Dabei gehe es ausdrücklich nicht um Leistungsreduzierung, sondern um größere Freiräume und mehr Zeit für den einzelnen Patienten. Reinhardt appellierte nicht nur an den Gesetzgeber, sondern vor allem auch an die Krankenkassen, sich dieser Diskussion konstruktiv zu stellen – „bitteschön unter Versorgungsgesichtspunkten und nicht mit dem kurzsichtigen Blick auf mögliche Einspareffekte“, machte Reinhardt klar.
Ende der Budgetierung heißt Ende Zwei-Klassen-Medizin
Wer die Patientenversorgung verbessern wolle, müsse den Honorardeckel bei der Vergütung für gesetzlich Versicherte (GKV) abschaffen, bekräftigte der Dr. Dirk Heinrich, Vorsitzender des NAV-Virchow-Bundes: „Ein Ende der Budgetierung heißt Ende der immer behaupteten Zwei-Klassen-Medizin.“ Der Verband reagiert damit auf die jüngsten Äußerungen von Unionsfraktionschef Volker Kauder, der SPD bei den Koalitionsverhandlungen beim Thema Gesundheit entgegenkommen zu wollen.

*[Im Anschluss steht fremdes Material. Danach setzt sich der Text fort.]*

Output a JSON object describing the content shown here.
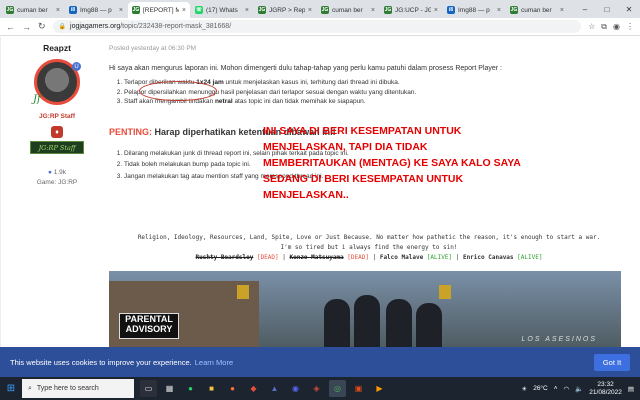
{
  "browser": {
    "tabs": [
      {
        "title": "cuman ber",
        "color": "#2e7d32",
        "glyph": "JG",
        "active": false
      },
      {
        "title": "Img88 — p",
        "color": "#1565c0",
        "glyph": "i8",
        "active": false
      },
      {
        "title": "[REPORT] M",
        "color": "#2e7d32",
        "glyph": "JG",
        "active": true
      },
      {
        "title": "(17) Whats",
        "color": "#25d366",
        "glyph": "☏",
        "active": false
      },
      {
        "title": "JGRP > Rep",
        "color": "#2e7d32",
        "glyph": "JG",
        "active": false
      },
      {
        "title": "cuman ber",
        "color": "#2e7d32",
        "glyph": "JG",
        "active": false
      },
      {
        "title": "JG:UCP - JG",
        "color": "#2e7d32",
        "glyph": "JG",
        "active": false
      },
      {
        "title": "Img88 — p",
        "color": "#1565c0",
        "glyph": "i8",
        "active": false
      },
      {
        "title": "cuman ber",
        "color": "#2e7d32",
        "glyph": "JG",
        "active": false
      }
    ],
    "url_domain": "jogjagamers.org",
    "url_path": "/topic/232438-report-mask_381668/"
  },
  "user": {
    "name": "Reapzt",
    "group": "JG:RP Staff",
    "staff_banner": "JG:RP Staff",
    "likes": "1.9k",
    "game": "Game: JG:RP"
  },
  "post": {
    "posted": "Posted yesterday at 06:30 PM",
    "intro": "Hi saya akan mengurus laporan ini. Mohon dimengerti dulu tahap-tahap yang perlu kamu patuhi dalam prosess Report Player :",
    "rules": [
      {
        "pre": "Terlapor diberikan waktu ",
        "bold": "1x24 jam",
        "post": " untuk menjelaskan kasus ini, terhitung dari thread ini dibuka."
      },
      {
        "pre": "Pelapor dipersilahkan menunggu hasil penjelasan dari terlapor sesuai dengan waktu yang ditentukan.",
        "bold": "",
        "post": ""
      },
      {
        "pre": "Staff akan mengambil tindakan ",
        "bold": "netral",
        "post": " atas topic ini dan tidak memihak ke siapapun."
      }
    ],
    "penting_label": "PENTING:",
    "penting_text": "Harap diperhatikan ketentuan dibawah ini!",
    "rules2": [
      "Dilarang melakukan junk di thread report ini, selain pihak terkait pada topic ini.",
      "Tidak boleh melakukan bump pada topic ini.",
      "Jangan melakukan tag atau mention staff yang merespond thread ini."
    ],
    "red_note": "INI SAYA DI BERI KESEMPATAN UNTUK MENJELASKAN, TAPI DIA TIDAK MEMBERITAUKAN (MENTAG) KE SAYA KALO SAYA SEDANG DI BERI KESEMPATAN UNTUK MENJELASKAN.."
  },
  "signature": {
    "quote1": "Religion, Ideology, Resources, Land, Spite, Love or Just Because. No matter how pathetic the reason, it's enough to start a war.",
    "quote2": "I'm so tired but i always find the energy to sin!",
    "members": [
      {
        "name": "Rushty Beardsley",
        "status": "DEAD",
        "struck": true
      },
      {
        "name": "Kenzo Matsuyama",
        "status": "DEAD",
        "struck": true
      },
      {
        "name": "Falco Malave",
        "status": "ALIVE",
        "struck": false
      },
      {
        "name": "Enrico Canavas",
        "status": "ALIVE",
        "struck": false
      }
    ],
    "banner_advisory": "PARENTAL ADVISORY",
    "banner_caption": "LOS ASESINOS"
  },
  "cookie": {
    "text": "This website uses cookies to improve your experience.",
    "learn_more": "Learn More",
    "button": "Got It"
  },
  "taskbar": {
    "search_placeholder": "Type here to search",
    "weather": "26°C",
    "time": "23:32",
    "date": "21/08/2022"
  }
}
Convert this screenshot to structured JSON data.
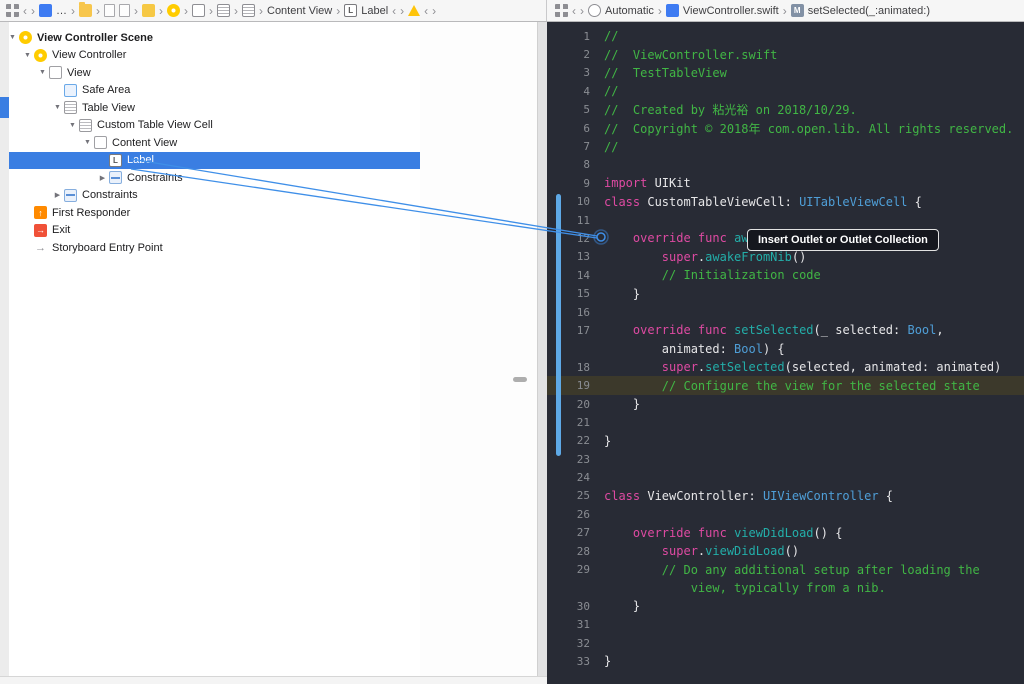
{
  "colors": {
    "selection": "#3A7EE2",
    "editor_bg": "#282B35",
    "line_highlight": "#3C392B",
    "kw": "#DE4AA2",
    "cm": "#41B645",
    "ty": "#4F9FD8",
    "me": "#23AEA9",
    "pl": "#E6E6E8",
    "ln": "#8A8D93",
    "drag_blue": "#5EA9E6",
    "connection_blue": "#3F8FE8",
    "tooltip_bg": "#15171E"
  },
  "tooltip": {
    "text": "Insert Outlet or Outlet Collection"
  },
  "jump_bar_left": {
    "items": [
      {
        "icon": "related"
      },
      {
        "chev": "‹"
      },
      {
        "chev": "›"
      },
      {
        "icon": "project"
      },
      {
        "label": "…"
      },
      {
        "chev": "›"
      },
      {
        "icon": "folder"
      },
      {
        "chev": "›"
      },
      {
        "icon": "doc"
      },
      {
        "icon": "doc"
      },
      {
        "chev": "›"
      },
      {
        "icon": "xib"
      },
      {
        "chev": "›"
      },
      {
        "icon": "vc"
      },
      {
        "chev": "›"
      },
      {
        "icon": "viewsm"
      },
      {
        "chev": "›"
      },
      {
        "icon": "list"
      },
      {
        "chev": "›"
      },
      {
        "icon": "list"
      },
      {
        "chev": "›"
      },
      {
        "label": "Content View"
      },
      {
        "chev": "›"
      },
      {
        "icon": "lbadge"
      },
      {
        "label": "Label"
      },
      {
        "chev": "‹"
      },
      {
        "chev": "›"
      },
      {
        "icon": "warn"
      },
      {
        "chev": "‹"
      },
      {
        "chev": "›"
      }
    ]
  },
  "jump_bar_right": {
    "items": [
      {
        "icon": "related"
      },
      {
        "chev": "‹"
      },
      {
        "chev": "›"
      },
      {
        "icon": "auto"
      },
      {
        "label": "Automatic"
      },
      {
        "chev": "›"
      },
      {
        "icon": "swift"
      },
      {
        "label": "ViewController.swift"
      },
      {
        "chev": "›"
      },
      {
        "icon": "mbadge"
      },
      {
        "label": "setSelected(_:animated:)"
      }
    ]
  },
  "outline": {
    "rows": [
      {
        "label": "View Controller Scene",
        "level": 0,
        "disclosure": "open",
        "icon": "scene",
        "bold": true
      },
      {
        "label": "View Controller",
        "level": 1,
        "disclosure": "open",
        "icon": "vc"
      },
      {
        "label": "View",
        "level": 2,
        "disclosure": "open",
        "icon": "view"
      },
      {
        "label": "Safe Area",
        "level": 3,
        "disclosure": "none",
        "icon": "safearea"
      },
      {
        "label": "Table View",
        "level": 3,
        "disclosure": "open",
        "icon": "tableview"
      },
      {
        "label": "Custom Table View Cell",
        "level": 4,
        "disclosure": "open",
        "icon": "cell"
      },
      {
        "label": "Content View",
        "level": 5,
        "disclosure": "open",
        "icon": "view"
      },
      {
        "label": "Label",
        "level": 6,
        "disclosure": "none",
        "icon": "label",
        "selected": true
      },
      {
        "label": "Constraints",
        "level": 6,
        "disclosure": "closed",
        "icon": "constraints"
      },
      {
        "label": "Constraints",
        "level": 3,
        "disclosure": "closed",
        "icon": "constraints"
      },
      {
        "label": "First Responder",
        "level": 1,
        "disclosure": "none",
        "icon": "firstresponder"
      },
      {
        "label": "Exit",
        "level": 1,
        "disclosure": "none",
        "icon": "exit"
      },
      {
        "label": "Storyboard Entry Point",
        "level": 1,
        "disclosure": "none",
        "icon": "entrypoint"
      }
    ]
  },
  "code": {
    "rows": [
      {
        "n": "1",
        "segs": [
          {
            "t": "//",
            "c": "cm"
          }
        ]
      },
      {
        "n": "2",
        "segs": [
          {
            "t": "//  ViewController.swift",
            "c": "cm"
          }
        ]
      },
      {
        "n": "3",
        "segs": [
          {
            "t": "//  TestTableView",
            "c": "cm"
          }
        ]
      },
      {
        "n": "4",
        "segs": [
          {
            "t": "//",
            "c": "cm"
          }
        ]
      },
      {
        "n": "5",
        "segs": [
          {
            "t": "//  Created by 粘光裕 on 2018/10/29.",
            "c": "cm"
          }
        ]
      },
      {
        "n": "6",
        "segs": [
          {
            "t": "//  Copyright © 2018年 com.open.lib. All rights reserved.",
            "c": "cm"
          }
        ]
      },
      {
        "n": "7",
        "segs": [
          {
            "t": "//",
            "c": "cm"
          }
        ]
      },
      {
        "n": "8",
        "segs": []
      },
      {
        "n": "9",
        "segs": [
          {
            "t": "import",
            "c": "kw"
          },
          {
            "t": " UIKit",
            "c": "pl"
          }
        ]
      },
      {
        "n": "10",
        "segs": [
          {
            "t": "class",
            "c": "kw"
          },
          {
            "t": " CustomTableViewCell: ",
            "c": "pl"
          },
          {
            "t": "UITableViewCell",
            "c": "ty"
          },
          {
            "t": " {",
            "c": "pl"
          }
        ]
      },
      {
        "n": "11",
        "segs": []
      },
      {
        "n": "12",
        "segs": [
          {
            "t": "    ",
            "c": "pl"
          },
          {
            "t": "override func",
            "c": "kw"
          },
          {
            "t": " ",
            "c": "pl"
          },
          {
            "t": "awakeFromNib",
            "c": "me"
          },
          {
            "t": "() {",
            "c": "pl"
          }
        ]
      },
      {
        "n": "13",
        "segs": [
          {
            "t": "        ",
            "c": "pl"
          },
          {
            "t": "super",
            "c": "kw"
          },
          {
            "t": ".",
            "c": "pl"
          },
          {
            "t": "awakeFromNib",
            "c": "me"
          },
          {
            "t": "()",
            "c": "pl"
          }
        ]
      },
      {
        "n": "14",
        "segs": [
          {
            "t": "        ",
            "c": "pl"
          },
          {
            "t": "// Initialization code",
            "c": "cm"
          }
        ]
      },
      {
        "n": "15",
        "segs": [
          {
            "t": "    }",
            "c": "pl"
          }
        ]
      },
      {
        "n": "16",
        "segs": []
      },
      {
        "n": "17",
        "segs": [
          {
            "t": "    ",
            "c": "pl"
          },
          {
            "t": "override func",
            "c": "kw"
          },
          {
            "t": " ",
            "c": "pl"
          },
          {
            "t": "setSelected",
            "c": "me"
          },
          {
            "t": "(_ selected: ",
            "c": "pl"
          },
          {
            "t": "Bool",
            "c": "ty"
          },
          {
            "t": ",",
            "c": "pl"
          }
        ]
      },
      {
        "n": "",
        "segs": [
          {
            "t": "        animated: ",
            "c": "pl"
          },
          {
            "t": "Bool",
            "c": "ty"
          },
          {
            "t": ") {",
            "c": "pl"
          }
        ]
      },
      {
        "n": "18",
        "segs": [
          {
            "t": "        ",
            "c": "pl"
          },
          {
            "t": "super",
            "c": "kw"
          },
          {
            "t": ".",
            "c": "pl"
          },
          {
            "t": "setSelected",
            "c": "me"
          },
          {
            "t": "(selected, animated: animated)",
            "c": "pl"
          }
        ]
      },
      {
        "n": "19",
        "hl": true,
        "segs": [
          {
            "t": "        ",
            "c": "pl"
          },
          {
            "t": "// Configure the view for the selected state",
            "c": "cm"
          }
        ]
      },
      {
        "n": "20",
        "segs": [
          {
            "t": "    }",
            "c": "pl"
          }
        ]
      },
      {
        "n": "21",
        "segs": []
      },
      {
        "n": "22",
        "segs": [
          {
            "t": "}",
            "c": "pl"
          }
        ]
      },
      {
        "n": "23",
        "segs": []
      },
      {
        "n": "24",
        "segs": []
      },
      {
        "n": "25",
        "segs": [
          {
            "t": "class",
            "c": "kw"
          },
          {
            "t": " ViewController: ",
            "c": "pl"
          },
          {
            "t": "UIViewController",
            "c": "ty"
          },
          {
            "t": " {",
            "c": "pl"
          }
        ]
      },
      {
        "n": "26",
        "segs": []
      },
      {
        "n": "27",
        "segs": [
          {
            "t": "    ",
            "c": "pl"
          },
          {
            "t": "override func",
            "c": "kw"
          },
          {
            "t": " ",
            "c": "pl"
          },
          {
            "t": "viewDidLoad",
            "c": "me"
          },
          {
            "t": "() {",
            "c": "pl"
          }
        ]
      },
      {
        "n": "28",
        "segs": [
          {
            "t": "        ",
            "c": "pl"
          },
          {
            "t": "super",
            "c": "kw"
          },
          {
            "t": ".",
            "c": "pl"
          },
          {
            "t": "viewDidLoad",
            "c": "me"
          },
          {
            "t": "()",
            "c": "pl"
          }
        ]
      },
      {
        "n": "29",
        "segs": [
          {
            "t": "        ",
            "c": "pl"
          },
          {
            "t": "// Do any additional setup after loading the",
            "c": "cm"
          }
        ]
      },
      {
        "n": "",
        "segs": [
          {
            "t": "            view, typically from a nib.",
            "c": "cm"
          }
        ]
      },
      {
        "n": "30",
        "segs": [
          {
            "t": "    }",
            "c": "pl"
          }
        ]
      },
      {
        "n": "31",
        "segs": []
      },
      {
        "n": "32",
        "segs": []
      },
      {
        "n": "33",
        "segs": [
          {
            "t": "}",
            "c": "pl"
          }
        ]
      }
    ]
  }
}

Wie geht es weiter? Am Montagabend hatten die Parteivorsitzenden Angela Merkel (CDU), Horste Seehofer (CSU) und Martin Schulz (SPD) über das weitere Vorgehen beraten. Demnach sollen die Koalitionsverhandlungen noch in dieser Woche beginnen. Ein genauer Termin steht jedoch noch nicht fest. Ziel der Union ist es, vor Ostern eine stabile Regierung präsentieren zu können. Die SPD will ihre Mitglieder über den Koalitionsvertrag zuvor abstimmen lassen.